Ist es der Moment auf dem Eis, der die Dinge ändert und Mira stark macht? Der Augenblick, als sie mit einem lauten Schrei das ganze Unglück quasi raus- und wegschreit? Braucht man das manchmal?

Alina: Die Regisseurin und Drehbuchautorin Clara Stern hat viele Dominosteine aneinandergereiht in ihrem Film und der Gefühlsausbruch am Eis ist ein Dominostein in Miras Entwicklung. Es sind meistens viele kleine Momente, die zu einer großen Veränderung führen. Und es ist auf jeden Fall wichtig auf seinen Bauch zu hören, Gefühle zuzulassen und anderen zu zeigen, was in einem vorgeht. Nur wenn man ehrlich hinausruft was man will und braucht, kann genau das seinen Weg zu dir finden. Wichtig ist natürlich, dass so ein lauter Schrei niemand anderen verletzt, manchmal genügt es auch wenn man einfach miteinander redet.

Mira findet ihr Glück und damit auch die Liebe bei Theresa, einer sehr begabten Eishockeyspielerin. Wir sehen das auch im Film in einer Liebesszene, in der ihr beide nackt seid. Denkst du, dass die jungen Menschen gleichgeschlechtliche Liebe als etwas ganz Normales sehen oder gibt es immer noch Vorurteile?

Alina: Ich glaube das kommt ganz darauf an wie du mit deiner Familie und deinen Freund:innen groß geworden bist, aber jede:r kann sich dafür entscheiden ob man bei Mobbing mitmacht, einfach nur zuschaut oder sich aktiv für jemand anderen einsetzt. Ich finde es sehr wichtig, dass man sich für sein Gegenüber interessiert, egal ob dieser Jemand ein bisschen anders oder ein Außenseiter ist - meistens sind Außenseiter die viel spannenderen Menschen ;-) Wenn man jemanden gern hat, hat man den einfach gern, weil Liebe ist Liebe und davon kann es nie genug geben auf unserer Welt.

Filminhalt „Breaking the Ice“

Mira (Alina Schaller) lebt für den Eishockeysport und führt als Kapitänin ihr Team.

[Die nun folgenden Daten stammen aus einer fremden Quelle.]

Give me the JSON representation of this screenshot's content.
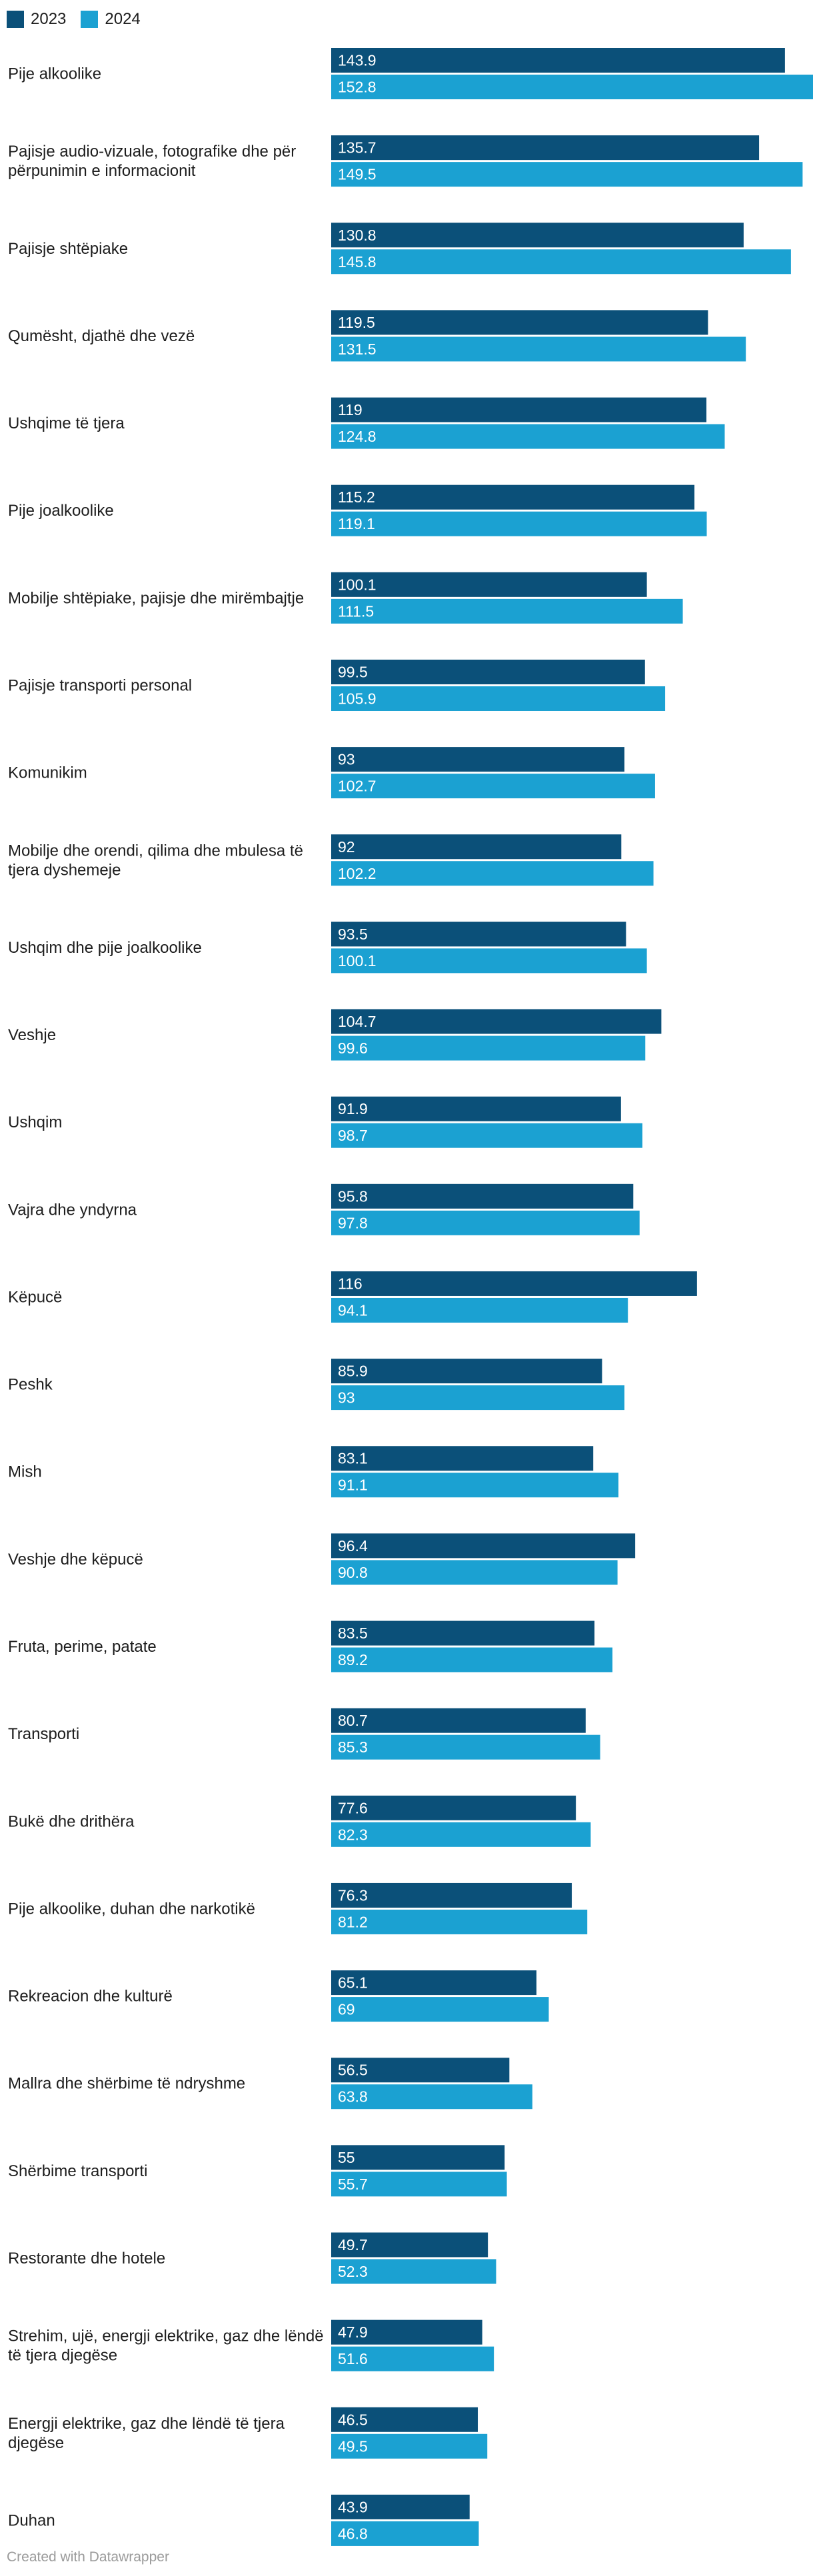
{
  "chart_data": {
    "type": "bar",
    "orientation": "horizontal",
    "xlim": [
      0,
      152.8
    ],
    "legend_position": "top-left",
    "series": [
      {
        "name": "2023",
        "color": "#0b5079",
        "values": [
          143.9,
          135.7,
          130.8,
          119.5,
          119,
          115.2,
          100.1,
          99.5,
          93,
          92,
          93.5,
          104.7,
          91.9,
          95.8,
          116,
          85.9,
          83.1,
          96.4,
          83.5,
          80.7,
          77.6,
          76.3,
          65.1,
          56.5,
          55,
          49.7,
          47.9,
          46.5,
          43.9
        ],
        "labels": [
          "143.9",
          "135.7",
          "130.8",
          "119.5",
          "119",
          "115.2",
          "100.1",
          "99.5",
          "93",
          "92",
          "93.5",
          "104.7",
          "91.9",
          "95.8",
          "116",
          "85.9",
          "83.1",
          "96.4",
          "83.5",
          "80.7",
          "77.6",
          "76.3",
          "65.1",
          "56.5",
          "55",
          "49.7",
          "47.9",
          "46.5",
          "43.9"
        ]
      },
      {
        "name": "2024",
        "color": "#1ba1d2",
        "values": [
          152.8,
          149.5,
          145.8,
          131.5,
          124.8,
          119.1,
          111.5,
          105.9,
          102.7,
          102.2,
          100.1,
          99.6,
          98.7,
          97.8,
          94.1,
          93,
          91.1,
          90.8,
          89.2,
          85.3,
          82.3,
          81.2,
          69,
          63.8,
          55.7,
          52.3,
          51.6,
          49.5,
          46.8
        ],
        "labels": [
          "152.8",
          "149.5",
          "145.8",
          "131.5",
          "124.8",
          "119.1",
          "111.5",
          "105.9",
          "102.7",
          "102.2",
          "100.1",
          "99.6",
          "98.7",
          "97.8",
          "94.1",
          "93",
          "91.1",
          "90.8",
          "89.2",
          "85.3",
          "82.3",
          "81.2",
          "69",
          "63.8",
          "55.7",
          "52.3",
          "51.6",
          "49.5",
          "46.8"
        ]
      }
    ],
    "categories": [
      [
        "Pije alkoolike"
      ],
      [
        "Pajisje audio-vizuale, fotografike dhe për",
        "përpunimin e informacionit"
      ],
      [
        "Pajisje shtëpiake"
      ],
      [
        "Qumësht, djathë dhe vezë"
      ],
      [
        "Ushqime të tjera"
      ],
      [
        "Pije joalkoolike"
      ],
      [
        "Mobilje shtëpiake, pajisje dhe mirëmbajtje"
      ],
      [
        "Pajisje transporti personal"
      ],
      [
        "Komunikim"
      ],
      [
        "Mobilje dhe orendi, qilima dhe mbulesa të",
        "tjera dyshemeje"
      ],
      [
        "Ushqim dhe pije joalkoolike"
      ],
      [
        "Veshje"
      ],
      [
        "Ushqim"
      ],
      [
        "Vajra dhe yndyrna"
      ],
      [
        "Këpucë"
      ],
      [
        "Peshk"
      ],
      [
        "Mish"
      ],
      [
        "Veshje dhe këpucë"
      ],
      [
        "Fruta, perime, patate"
      ],
      [
        "Transporti"
      ],
      [
        "Bukë dhe drithëra"
      ],
      [
        "Pije alkoolike, duhan dhe narkotikë"
      ],
      [
        "Rekreacion dhe kulturë"
      ],
      [
        "Mallra dhe shërbime të ndryshme"
      ],
      [
        "Shërbime transporti"
      ],
      [
        "Restorante dhe hotele"
      ],
      [
        "Strehim, ujë, energji elektrike, gaz dhe lëndë",
        "të tjera djegëse"
      ],
      [
        "Energji elektrike, gaz dhe lëndë të tjera",
        "djegëse"
      ],
      [
        "Duhan"
      ]
    ]
  },
  "credit": "Created with Datawrapper"
}
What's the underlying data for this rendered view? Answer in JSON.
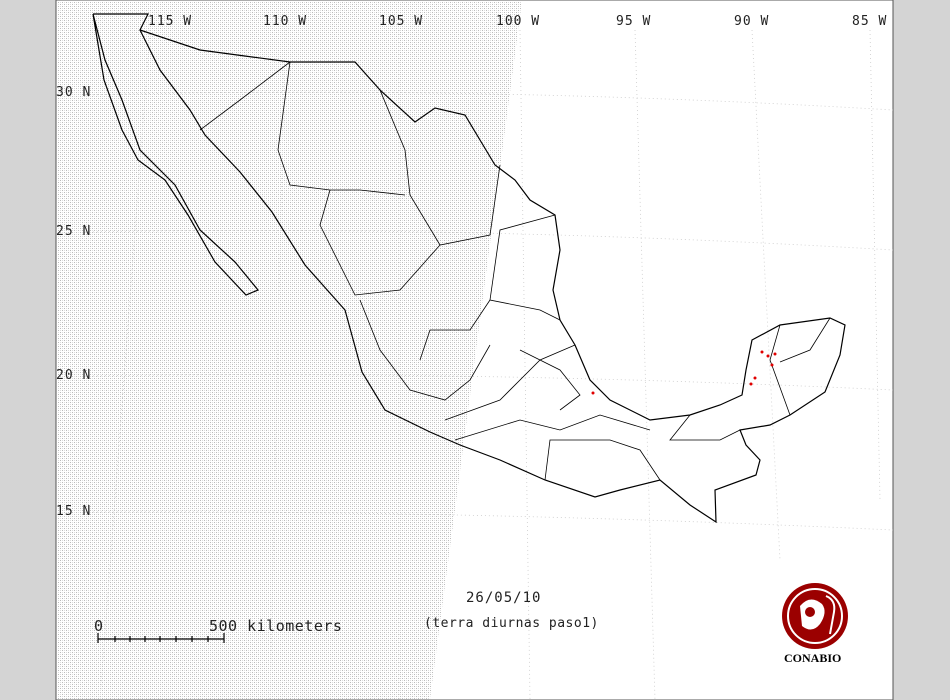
{
  "map": {
    "longitude_labels": [
      "115 W",
      "110 W",
      "105 W",
      "100 W",
      "95 W",
      "90 W",
      "85 W"
    ],
    "latitude_labels": [
      "30 N",
      "25 N",
      "20 N",
      "15 N"
    ],
    "date": "26/05/10",
    "subtitle": "(terra diurnas paso1)",
    "scale_bar": {
      "start_label": "0",
      "end_label": "500 kilometers"
    },
    "logo": {
      "text": "CONABIO",
      "color": "#9b0000"
    },
    "hotspot_color": "#e00000",
    "hatched_region": "left (outside satellite swath)"
  }
}
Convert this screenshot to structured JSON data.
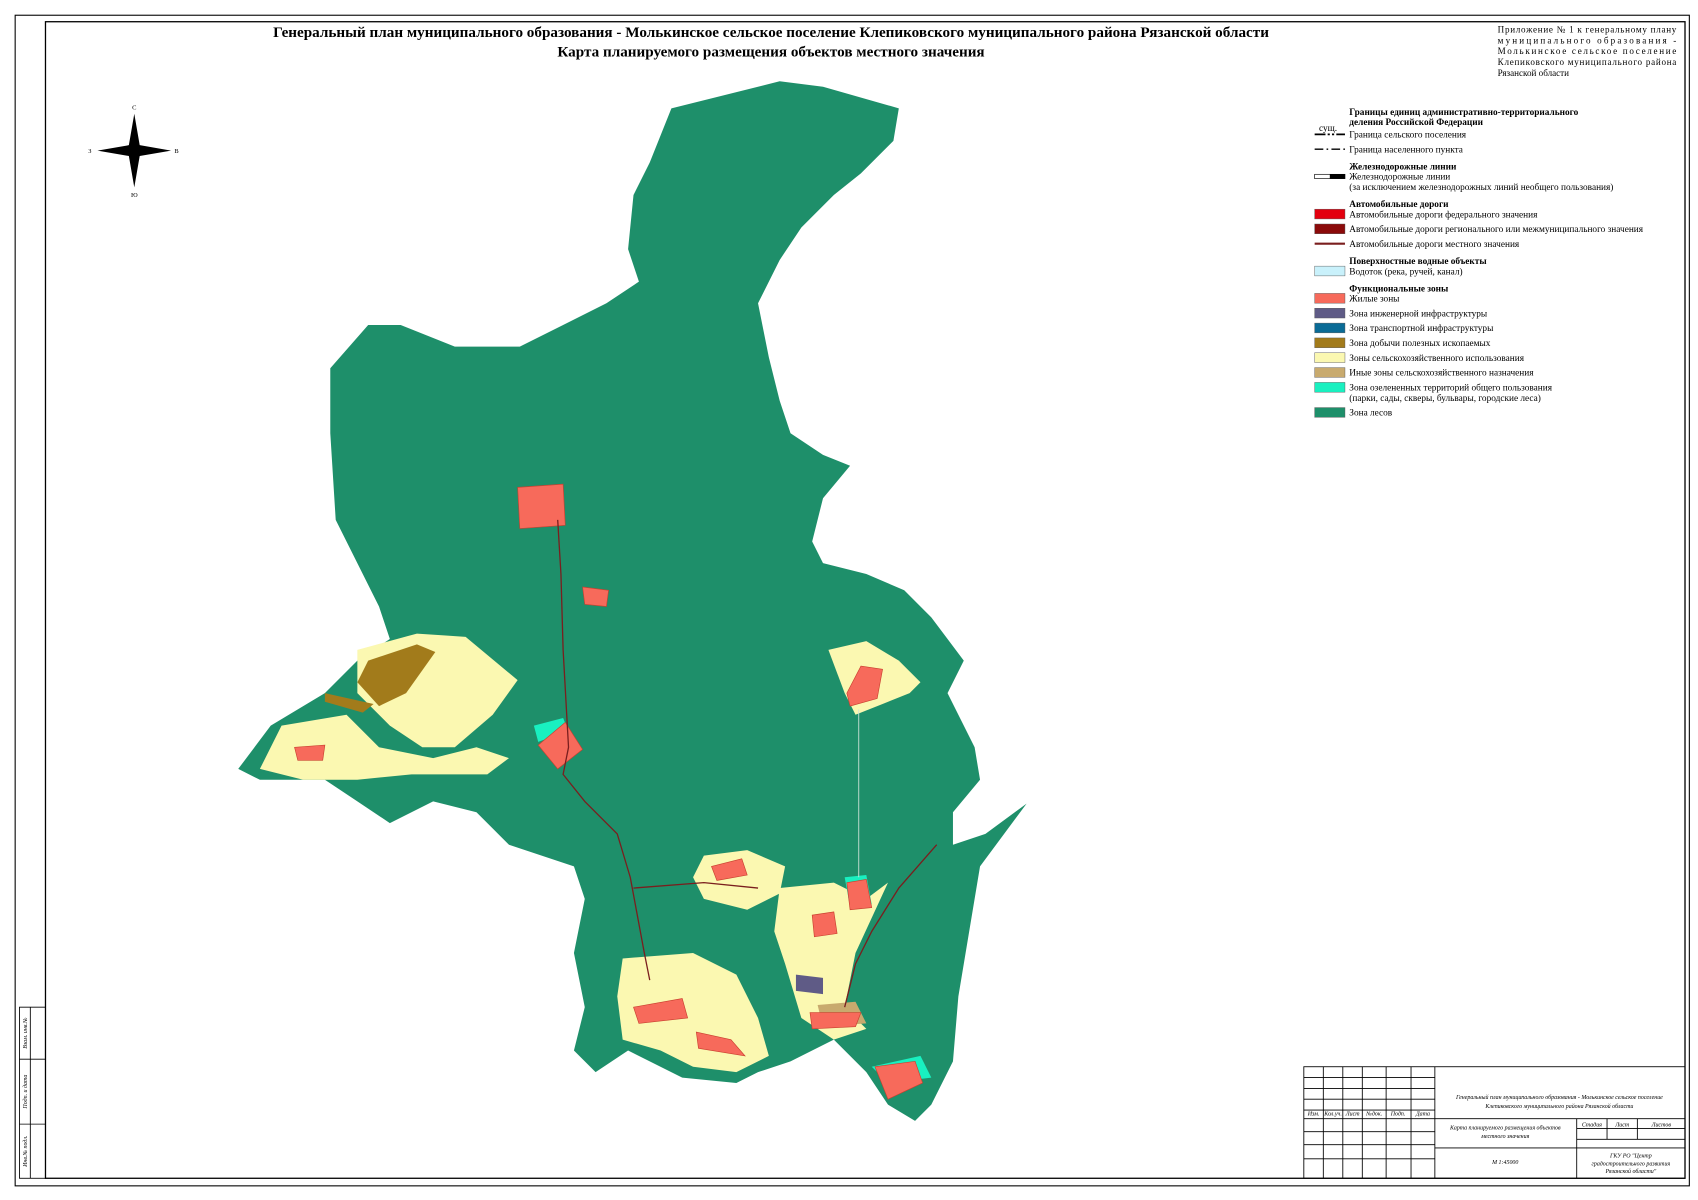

Daheim muss sie am Weinhof viel Verantwortung übernehmen. Als Theresa (Judith Altenberger) als neue Eishockeymitspielerin in ihr Leben tritt und ihr verschwundener Bruder Paul (Tobias Resch) wieder auftaucht, ändert sich Miras Leben. Sie entdeckt die Freiheit und wie sich Liebe anfühlt. „Breaking the Ice“ (ab 10 Jahren) ist u.a. im Innsbrucker Metropol zu sehen.